Tuesday, January 6, 09

Papercut   - ny

FICTION

"Gatlinburg"

Give me the first word that comes to mind, she says, pen pressed to the magazine page.

They sit at the small kitchen table, waiting for the oven to warm their dinner.

He says nothing, his attention hard to his new cell phone as he works through its features.

She says his name, says, What word comes to mind?

Nine p.m., both are fresh home from work. Both are tired. In eighteen days, they marry. The apartment’s a mess. They’re out of stamps, have bills to mail.

He looks up at her. Any word? he asks.

The first, she says.

He thinks. Accoutrement, he says.

She studies him, her husband to be, and knows everything about him. Still, at times, she can’t figure him out. I mean a real word, she says. An American word.

It is a real word.

Well, it’s not a word I’d use in every day talk, she says. She gets up, opens the oven door to check on their meal. Heat and the smells of food that’s lived too long in the freezer vapors over her face. She closes the oven door, the food needing a minute more. I’m not even sure I know what accoutrement means, she says.

It means accessories, trappings, he says. It’s all the bits and pieces that come with something. Why did I get this? he asks, setting the cell phone down. What was my reason for having interest in something so complicated?

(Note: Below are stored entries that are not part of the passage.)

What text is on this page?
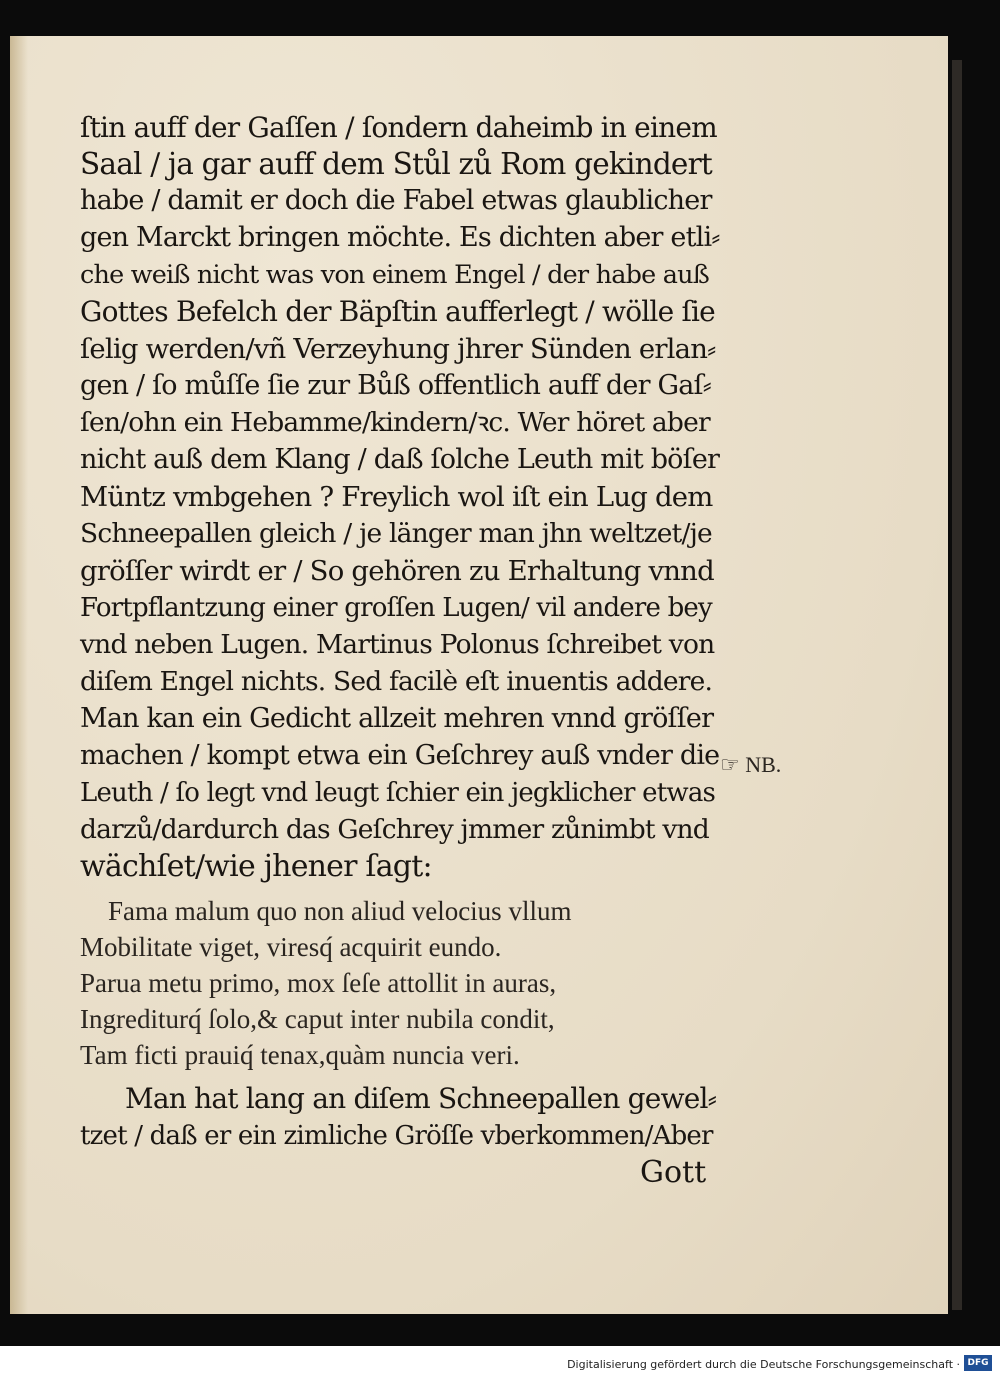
ſtin auff der Gaſſen / ſondern daheimb in einem
Saal / ja gar auff dem Stůl zů Rom gekindert
habe / damit er doch die Fabel etwas glaublicher
gen Marckt bringen möchte. Es dichten aber etli⸗
che weiß nicht was von einem Engel / der habe auß
Gottes Befelch der Bäpſtin aufferlegt / wölle ſie
ſelig werden/vñ Verzeyhung jhrer Sünden erlan⸗
gen / ſo můſſe ſie zur Bůß offentlich auff der Gaſ⸗
ſen/ohn ein Hebamme/kindern/ꝛc. Wer höret aber
nicht auß dem Klang / daß ſolche Leuth mit böſer
Müntz vmbgehen ? Freylich wol iſt ein Lug dem
Schneepallen gleich / je länger man jhn weltzet/je
gröſſer wirdt er / So gehören zu Erhaltung vnnd
Fortpflantzung einer groſſen Lugen/ vil andere bey
vnd neben Lugen. Martinus Polonus ſchreibet von
diſem Engel nichts. Sed facilè eſt inuentis addere.
Man kan ein Gedicht allzeit mehren vnnd gröſſer
machen / kompt etwa ein Geſchrey auß vnder die
Leuth / ſo legt vnd leugt ſchier ein jegklicher etwas
darzů/dardurch das Geſchrey jmmer zůnimbt vnd
wächſet/wie jhener ſagt:
Fama malum quo non aliud velocius vllum
Mobilitate viget, viresq́ acquirit eundo.
Parua metu primo, mox ſeſe attollit in auras,
Ingrediturq́ ſolo,& caput inter nubila condit,
Tam ficti prauiq́ tenax,quàm nuncia veri.
Man hat lang an diſem Schneepallen gewel⸗
tzet / daß er ein zimliche Gröſſe vberkommen/Aber
Gott
☞ NB.
Digitalisierung gefördert durch die Deutsche Forschungsgemeinschaft · DFG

The kitchen’s scarred linoleum floor curls slightly at the wall. After they’d lived together for eight months, she issued him an ultimatum: marriage or move out. He took a week to decide. Their wedding registry is at Target. She’s always dreamt of being a bride, envisioned being proposed to in a hot air balloon high over the river, and then heading to Paris. She’d been handed a hundred-dollar engagement ring at the Steak & Shake. Gatlinburg is where they’re honeymooning.

She sits back down to her magazine. Gatlinburg, she thinks. She hates telling people where they’re going after the wedding. Gatlinburg? they say. Why Gatlinburg?